Third. This is the simplest fix of all. The wobble may be caused by the screw holes wearing the wood and widening in an all wooden Morgan. These are cars that DO NOT have steel underscuttle rollbar into which the door hinges screw into. These were only standard (if I recall correctly) on Overseas cars from the mid-1970s until the last traditional Morgans in 2019 unless by special request. Of course, there are some prudent moggers in all other countries, that have installed them after-the-fact. They not only provide a solid anchor for door hinges, they also steady the car. They compliment a steel anchor post (braced in post 2000 Overseas cars) at the door lock section, effectively creating a cockpit cage that saves lives, including those of my wife and I.

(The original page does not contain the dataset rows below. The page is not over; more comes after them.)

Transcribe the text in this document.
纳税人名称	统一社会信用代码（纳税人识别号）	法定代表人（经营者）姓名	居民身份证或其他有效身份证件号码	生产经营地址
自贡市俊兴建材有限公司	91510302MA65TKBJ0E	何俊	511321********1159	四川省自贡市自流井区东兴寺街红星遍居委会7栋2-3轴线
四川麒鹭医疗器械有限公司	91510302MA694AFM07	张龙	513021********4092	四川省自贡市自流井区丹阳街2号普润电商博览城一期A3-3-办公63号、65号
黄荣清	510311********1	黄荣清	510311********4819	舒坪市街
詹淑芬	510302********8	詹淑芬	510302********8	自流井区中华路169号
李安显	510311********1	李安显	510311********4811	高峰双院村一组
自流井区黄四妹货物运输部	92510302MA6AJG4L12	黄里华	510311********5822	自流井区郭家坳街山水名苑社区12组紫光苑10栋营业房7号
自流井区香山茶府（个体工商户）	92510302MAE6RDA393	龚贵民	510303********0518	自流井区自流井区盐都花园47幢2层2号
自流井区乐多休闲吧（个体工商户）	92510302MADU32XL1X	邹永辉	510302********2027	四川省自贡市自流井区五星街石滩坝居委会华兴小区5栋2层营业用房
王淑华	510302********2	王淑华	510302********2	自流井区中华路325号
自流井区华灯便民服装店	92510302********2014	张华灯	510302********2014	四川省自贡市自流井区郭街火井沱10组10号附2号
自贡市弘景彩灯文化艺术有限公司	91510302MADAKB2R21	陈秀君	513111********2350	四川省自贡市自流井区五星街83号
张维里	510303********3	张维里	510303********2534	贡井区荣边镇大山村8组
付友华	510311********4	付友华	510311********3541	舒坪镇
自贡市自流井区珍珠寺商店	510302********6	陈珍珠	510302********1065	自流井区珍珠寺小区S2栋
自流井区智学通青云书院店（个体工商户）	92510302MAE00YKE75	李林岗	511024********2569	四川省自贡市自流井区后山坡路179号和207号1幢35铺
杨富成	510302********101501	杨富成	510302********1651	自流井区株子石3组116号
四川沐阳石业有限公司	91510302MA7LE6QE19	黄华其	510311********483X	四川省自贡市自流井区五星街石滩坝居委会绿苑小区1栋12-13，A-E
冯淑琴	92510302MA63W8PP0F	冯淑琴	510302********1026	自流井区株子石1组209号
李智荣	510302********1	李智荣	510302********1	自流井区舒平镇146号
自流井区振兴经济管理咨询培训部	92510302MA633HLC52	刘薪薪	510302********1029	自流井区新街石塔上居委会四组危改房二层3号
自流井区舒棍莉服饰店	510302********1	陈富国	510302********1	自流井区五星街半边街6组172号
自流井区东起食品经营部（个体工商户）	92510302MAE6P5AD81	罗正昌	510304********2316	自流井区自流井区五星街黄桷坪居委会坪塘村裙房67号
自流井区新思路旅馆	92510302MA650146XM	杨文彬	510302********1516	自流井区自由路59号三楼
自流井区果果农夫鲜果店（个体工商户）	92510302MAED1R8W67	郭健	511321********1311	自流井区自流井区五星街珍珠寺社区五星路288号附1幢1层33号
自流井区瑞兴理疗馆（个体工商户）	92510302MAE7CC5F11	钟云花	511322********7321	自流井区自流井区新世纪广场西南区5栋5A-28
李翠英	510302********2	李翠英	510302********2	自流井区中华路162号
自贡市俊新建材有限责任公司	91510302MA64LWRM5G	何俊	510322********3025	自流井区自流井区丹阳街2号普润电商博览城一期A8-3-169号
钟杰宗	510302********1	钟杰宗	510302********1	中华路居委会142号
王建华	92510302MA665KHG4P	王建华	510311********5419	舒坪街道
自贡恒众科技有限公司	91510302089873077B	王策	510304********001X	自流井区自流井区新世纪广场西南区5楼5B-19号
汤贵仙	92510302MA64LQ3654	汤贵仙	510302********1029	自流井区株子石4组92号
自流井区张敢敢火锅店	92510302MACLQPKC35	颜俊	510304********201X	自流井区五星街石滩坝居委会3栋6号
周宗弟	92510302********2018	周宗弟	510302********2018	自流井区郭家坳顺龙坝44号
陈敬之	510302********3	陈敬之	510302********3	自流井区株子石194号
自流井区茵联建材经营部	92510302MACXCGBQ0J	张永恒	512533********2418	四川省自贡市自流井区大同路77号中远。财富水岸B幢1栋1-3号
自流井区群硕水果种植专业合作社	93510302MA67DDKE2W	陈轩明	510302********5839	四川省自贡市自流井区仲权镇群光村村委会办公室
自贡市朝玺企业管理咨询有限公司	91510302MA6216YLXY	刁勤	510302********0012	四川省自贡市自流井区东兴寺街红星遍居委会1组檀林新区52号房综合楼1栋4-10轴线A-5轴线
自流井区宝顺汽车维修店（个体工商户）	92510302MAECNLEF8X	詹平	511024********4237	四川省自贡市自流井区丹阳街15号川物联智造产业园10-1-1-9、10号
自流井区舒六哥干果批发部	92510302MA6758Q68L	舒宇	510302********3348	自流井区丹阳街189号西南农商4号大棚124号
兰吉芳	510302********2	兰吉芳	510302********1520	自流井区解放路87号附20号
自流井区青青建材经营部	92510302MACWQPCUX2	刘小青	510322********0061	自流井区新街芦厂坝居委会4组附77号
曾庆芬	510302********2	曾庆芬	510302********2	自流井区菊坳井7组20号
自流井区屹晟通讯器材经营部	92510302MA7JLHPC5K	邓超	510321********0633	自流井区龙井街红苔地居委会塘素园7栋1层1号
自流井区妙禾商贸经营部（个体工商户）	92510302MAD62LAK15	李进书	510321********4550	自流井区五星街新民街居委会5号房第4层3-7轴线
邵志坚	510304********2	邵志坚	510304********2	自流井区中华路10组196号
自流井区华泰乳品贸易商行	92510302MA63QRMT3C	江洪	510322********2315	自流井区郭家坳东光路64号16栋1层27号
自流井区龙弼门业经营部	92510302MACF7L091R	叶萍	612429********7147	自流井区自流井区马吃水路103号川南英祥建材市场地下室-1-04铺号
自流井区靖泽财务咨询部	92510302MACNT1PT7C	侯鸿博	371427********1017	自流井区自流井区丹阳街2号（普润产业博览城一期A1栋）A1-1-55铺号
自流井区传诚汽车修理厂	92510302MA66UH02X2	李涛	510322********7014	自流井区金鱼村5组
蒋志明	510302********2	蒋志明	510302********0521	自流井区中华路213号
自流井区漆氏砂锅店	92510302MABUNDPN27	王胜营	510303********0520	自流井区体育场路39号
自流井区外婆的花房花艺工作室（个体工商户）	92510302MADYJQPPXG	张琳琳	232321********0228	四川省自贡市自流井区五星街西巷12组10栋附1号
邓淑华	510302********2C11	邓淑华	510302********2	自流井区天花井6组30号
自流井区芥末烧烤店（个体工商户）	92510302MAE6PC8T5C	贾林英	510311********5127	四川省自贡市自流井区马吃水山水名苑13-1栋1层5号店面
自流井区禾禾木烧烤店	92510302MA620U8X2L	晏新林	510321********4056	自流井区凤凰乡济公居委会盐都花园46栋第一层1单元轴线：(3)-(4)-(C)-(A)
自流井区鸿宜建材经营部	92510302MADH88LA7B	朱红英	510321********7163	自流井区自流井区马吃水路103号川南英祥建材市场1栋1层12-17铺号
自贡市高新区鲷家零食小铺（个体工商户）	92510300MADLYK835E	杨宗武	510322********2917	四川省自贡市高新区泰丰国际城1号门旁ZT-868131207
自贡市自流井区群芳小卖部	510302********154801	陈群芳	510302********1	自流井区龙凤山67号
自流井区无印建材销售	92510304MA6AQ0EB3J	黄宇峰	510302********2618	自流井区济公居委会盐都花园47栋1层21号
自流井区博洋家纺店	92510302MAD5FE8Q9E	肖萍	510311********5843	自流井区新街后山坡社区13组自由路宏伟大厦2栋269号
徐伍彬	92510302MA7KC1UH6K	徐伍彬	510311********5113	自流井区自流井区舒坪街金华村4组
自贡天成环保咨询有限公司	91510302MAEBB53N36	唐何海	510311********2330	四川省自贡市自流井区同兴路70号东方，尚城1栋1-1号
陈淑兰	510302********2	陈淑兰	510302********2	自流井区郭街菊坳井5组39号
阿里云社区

For other non-overseas cars, the screws merely screw into a wooden post, though with the change to "long doors" in the mid-1990s The factory had to spread the hinge weight with a little metal plate (unsecured to a roll bar or the chassis) and a similiar addition to the door lock area. In my opinion, these new items will not add to side-impact protection, as neither the front nor the back brackets are anchored. They will also not steady the front end as the underscuttle roll bar definitely does. However, they WILL better support the weight and tendency to sag of the longer doors. The non-overseas doors all do not have any interior bracing designed to resist side door impacts.